There Were Balls In Chicago, Too



Many of you have probably seen the 1990 Jennie Livingston 'Paris Is Burning' documentary which chronicles a slice of the Harlem drag ball scene.
What many people don't realize is that the balls weren't just a Harlem thang.
Chicago had a drag ball scene also.

There have always been balls in Chitown, but they were limited to New
Year's and Halloween: the few times of the year a man could dress in
women's clothes and not be arrested.

Chicago's ball tradition can be traced back to the late 1800's.
The aldermen team of "Bathhouse" John Coughlin and Michael "Hinky
Dink" Kenna (known as the "Lords of the Levee District"), threw
the 'First Ward Balls' at the Chicago Coliseum as a was of extracting
money from the brothel owners in the levee district.

Bathhouse John would lead a Grand March procession consisting of
prostitutes, drag queens, pickpockets, pimps, madams and other
colorful characters. The evening almost always ended in some type of
riot. These were held annually through the turn of the century until
they were finally stopped by the mayor of Chicago in 1909.

When African-Americans began the Great Migration out of the rural South, they flocked to northern urban centers such as New York, Detroit and Chicago. GLBT African Americans gravitated to Chicago's South Side, frequenting clubs like the Pleasure Inn and the Plantation Café and hosting drag balls that became fashionable social events for straights and gays alike.

Enter Alfred Finnie, a gay Black man who founded what would become the biggest and best known of the Chicago balls. It started in 1935 and cost 25 cents to get in. Finnie's first ball was held in the basement of a Chicago nightclub on the corner of 38th and Michigan Avenue to a predominately African-American crowd.

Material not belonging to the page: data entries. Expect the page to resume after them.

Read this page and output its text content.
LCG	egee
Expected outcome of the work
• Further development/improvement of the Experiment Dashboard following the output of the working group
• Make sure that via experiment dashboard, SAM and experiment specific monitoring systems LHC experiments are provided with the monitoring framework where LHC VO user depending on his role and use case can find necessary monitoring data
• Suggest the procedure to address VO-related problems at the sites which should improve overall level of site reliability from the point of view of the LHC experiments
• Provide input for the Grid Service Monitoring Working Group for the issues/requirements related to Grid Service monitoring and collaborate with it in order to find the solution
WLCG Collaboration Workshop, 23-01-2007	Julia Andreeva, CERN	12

From that humble beginning, Finnie's ball grew to be a huge glamorous Halloween event eagerly anticipated by denizens of the South Side. At their peak up to 1000 people, both gay and straight attended the balls.

Unfortunately Alfred Finnie was killed during a 1943 gambling brawl, but the ball he founded lived on into the 60's. The tradition of Chicago drag balls was carried into the 70's and beyond by the late Chicago drag legend Jacques Cristion and Dodi Danials.